Real Club Nautica Puerto de Pollensa
Beowulf
Tom Fenton and Faith Ressmeyer
Thu 13 Jun 2013 09:10
Moved to the Visitors' pontoon at RCNPP. This is an expensive marina, but they gave the best price for laying up for the next two and a half months. The mooring is on the outside of the harbour wall. There is not a breath of wind. Summer really has come at last. It is very hot indeed. Swam yesterday in water that was as warm as we dream of.
But it is not all the life of Riley. Yesterday I took down the sails and stowed them below, with the dinghy and everything else that might deteriorate in the unrelenting sun. Today there are more tasks before I can leave Beowulf ship shape. The marineros will lift her out on Monday.

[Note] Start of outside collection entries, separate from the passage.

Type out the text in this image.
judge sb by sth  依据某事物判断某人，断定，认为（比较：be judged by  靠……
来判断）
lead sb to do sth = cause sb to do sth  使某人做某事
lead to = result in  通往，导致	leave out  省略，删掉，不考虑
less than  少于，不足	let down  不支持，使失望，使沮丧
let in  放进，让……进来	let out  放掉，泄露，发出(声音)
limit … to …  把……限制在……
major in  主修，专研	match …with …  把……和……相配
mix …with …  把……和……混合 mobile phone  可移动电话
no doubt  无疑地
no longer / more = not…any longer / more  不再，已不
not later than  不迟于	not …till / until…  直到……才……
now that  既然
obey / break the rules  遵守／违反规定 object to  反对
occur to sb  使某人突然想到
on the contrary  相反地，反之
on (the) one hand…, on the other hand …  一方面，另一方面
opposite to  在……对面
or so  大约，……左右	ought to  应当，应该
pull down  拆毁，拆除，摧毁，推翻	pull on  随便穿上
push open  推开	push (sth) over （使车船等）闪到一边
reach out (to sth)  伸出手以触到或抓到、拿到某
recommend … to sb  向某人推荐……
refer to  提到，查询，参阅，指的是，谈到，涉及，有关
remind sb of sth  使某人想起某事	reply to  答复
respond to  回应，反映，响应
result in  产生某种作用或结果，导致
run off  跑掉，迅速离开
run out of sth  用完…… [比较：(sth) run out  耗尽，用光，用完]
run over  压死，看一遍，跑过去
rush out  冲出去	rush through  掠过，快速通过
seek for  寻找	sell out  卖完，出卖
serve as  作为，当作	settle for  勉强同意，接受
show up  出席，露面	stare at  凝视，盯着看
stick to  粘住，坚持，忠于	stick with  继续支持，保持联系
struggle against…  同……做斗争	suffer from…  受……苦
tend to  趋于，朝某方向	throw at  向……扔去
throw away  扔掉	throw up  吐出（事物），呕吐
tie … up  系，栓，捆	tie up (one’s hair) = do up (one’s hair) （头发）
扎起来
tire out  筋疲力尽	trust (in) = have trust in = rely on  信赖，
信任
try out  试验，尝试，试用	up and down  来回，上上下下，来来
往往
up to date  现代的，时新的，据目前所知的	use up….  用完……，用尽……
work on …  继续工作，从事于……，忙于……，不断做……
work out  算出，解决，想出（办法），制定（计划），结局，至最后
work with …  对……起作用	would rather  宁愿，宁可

It is completely quiet, at 11 in the morning. The last two days the fire service seaplanes have been practising their forest fire fighting drill, which is to swoop down on the bay, almost landing on the water, scoop up thousands of gallons, take off and drop it. Very dramatic, a little alarming when you are sailing across the bay, and very noisy. But today, silence. In most marinas the view is of other yachts, mostly multi-storey motor boats. In some there is a backdrop of high rise apartment buildings. Here, it is the mountains, or rather the last and smallest vertebrae of the spine that runs along the north coast of Mallorca. Lots of small yachts and fishing boats, some larger yachts, but the shallowness of this end of the bay keeps out the super yachts, and perhaps the less adventurous or confident charterers. The village of Puerto de Pollensa is low rise and barely visible above the masts of the traditional small fishing boats. The dominant feature of the view is the hills which rise above everything like the worn down stubs of colossal teeth in a massive, ancient jaw.